# Prototype research area tsne plot
Trying to embed research description and plot it with TSNE 2d.

In [None]:
from dotenv import load_dotenv
from community_map import download_datafile, parse, extract_metadata
import numpy as np
import pandas as pd
import altair as alt

from langchain.vectorstores import Annoy
from langchain.embeddings import OpenAIEmbeddings
from sklearn.manifold import TSNE

In [None]:
load_dotenv()
# df = download_datafile()
# df.to_parquet("tmp/df.parquet")

In [None]:
df = pd.read_parquet("tmp/df.parquet")
texts, metadatas = parse(df)

### Annoy Document Store

In [None]:
embeddings = OpenAIEmbeddings()

# embedded = embeddings.embed_documents(texts)

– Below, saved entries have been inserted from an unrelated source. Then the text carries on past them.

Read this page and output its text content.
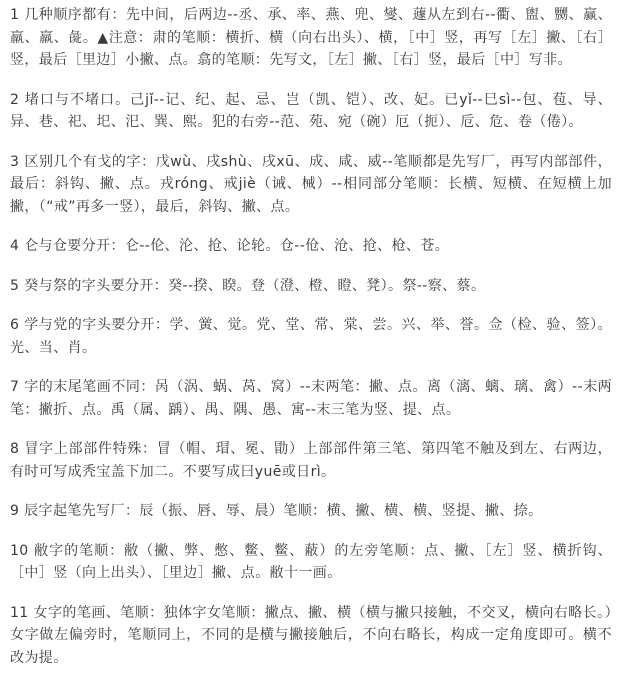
1 几种顺序都有：先中间，后两边--丞、承、率、燕、兜、燮、蘧从左到右--衢、盥、嬲、赢、羸、羸、彘。▲注意：肃的笔顺：横折、横（向右出头）、横，［中］竖，再写［左］撇、［右］竖，最后［里边］小撇、点。翕的笔顺：先写文，［左］撇、［右］竖，最后［中］写非。

2 堵口与不堵口。己jǐ--记、纪、起、忌、岂（凯、铠）、改、妃。已yǐ--巳sì--包、苞、导、异、巷、祀、圯、汜、巽、熙。犯的右旁--范、苑、宛（碗）厄（扼）、卮、危、卷（倦）。

3 区别几个有戈的字：戊wù、戌shù、戌xū、成、咸、威--笔顺都是先写厂，再写内部部件，最后：斜钩、撇、点。戎róng、戒jiè（诫、械）--相同部分笔顺：长横、短横、在短横上加撇，（“戒”再多一竖），最后，斜钩、撇、点。

4 仑与仓要分开：仑--伦、沦、抢、论轮。仓--伧、沧、抢、枪、苍。

5 癸与祭的字头要分开：癸--揆、睽。登（澄、橙、瞪、凳）。祭--察、蔡。

6 学与党的字头要分开：学、黉、觉。党、堂、常、棠、尝。兴、举、誉。佥（检、验、签）。光、当、肖。

7 字的末尾笔画不同：呙（涡、蜗、莴、窝）--末两笔：撇、点。离（漓、螭、璃、禽）--末两笔：撇折、点。禹（属、踽）、禺、隅、愚、寓--末三笔为竖、提、点。

8 冒字上部部件特殊：冒（帽、瑁、冕、勖）上部部件第三笔、第四笔不触及到左、右两边，有时可写成秃宝盖下加二。不要写成曰yuē或日rì。

9 辰字起笔先写厂：辰（振、唇、辱、晨）笔顺：横、撇、横、横、竖提、撇、捺。

10 敝字的笔顺：敝（撇、弊、憋、鳖、鳖、蔽）的左旁笔顺：点、撇、［左］竖、横折钩、［中］竖（向上出头）、［里边］撇、点。敝十一画。

11 女字的笔画、笔顺：独体字女笔顺：撇点、撇、横（横与撇只接触，不交叉，横向右略长。）女字做左偏旁时，笔顺同上，不同的是横与撇接触后，不向右略长，构成一定角度即可。横不改为提。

with np.load("tmp/embedded.npz") as data:
    embedded = data["embedded"]

# Push to Annoy
text_and_embedded = list(zip(texts, embedded))
doc_store = Annoy.from_embeddings(text_and_embedded, embeddings, metadatas=metadatas)

In [None]:
# Try to search with the default cosine
doc_store.similarity_search_with_score("Soil health", k=3)

In [None]:
doc_store.save_local("doc_store.ann")

# doc_store = Annoy.load_local("doc_store.ann", embeddings=embeddings)

## T-SNE

In [None]:
tsne = TSNE(n_components=2)
embedded = np.array(embedded, dtype=np.float32)
embedded_2d = tsne.fit_transform(embedded)

In [None]:
first_names = extract_metadata(metadatas, "first_name")
last_names = extract_metadata(metadatas, "last_name")
names = [f"{first} {last}" for first, last in zip(first_names, last_names)]

In [None]:
plot_df = pd.DataFrame(embedded_2d, columns=["x", "y"])
plot_df["name"] = names
plot_df["text"] = texts

In [None]:
base = alt.Chart(plot_df).mark_circle().encode(x="x", y="y", tooltip=["name", "text"])
name = base.mark_text(align="left", dx=5).encode(text="name")
plot = (
    (base + name)
    .interactive()
    .properties(width=800, height=600, title="Community Map Users T-SNE")
)
plot.save("plots/user_tsne.html")

Save npz for later use

In [None]:
np.savez("tmp/embedded.npz", embedded=embedded)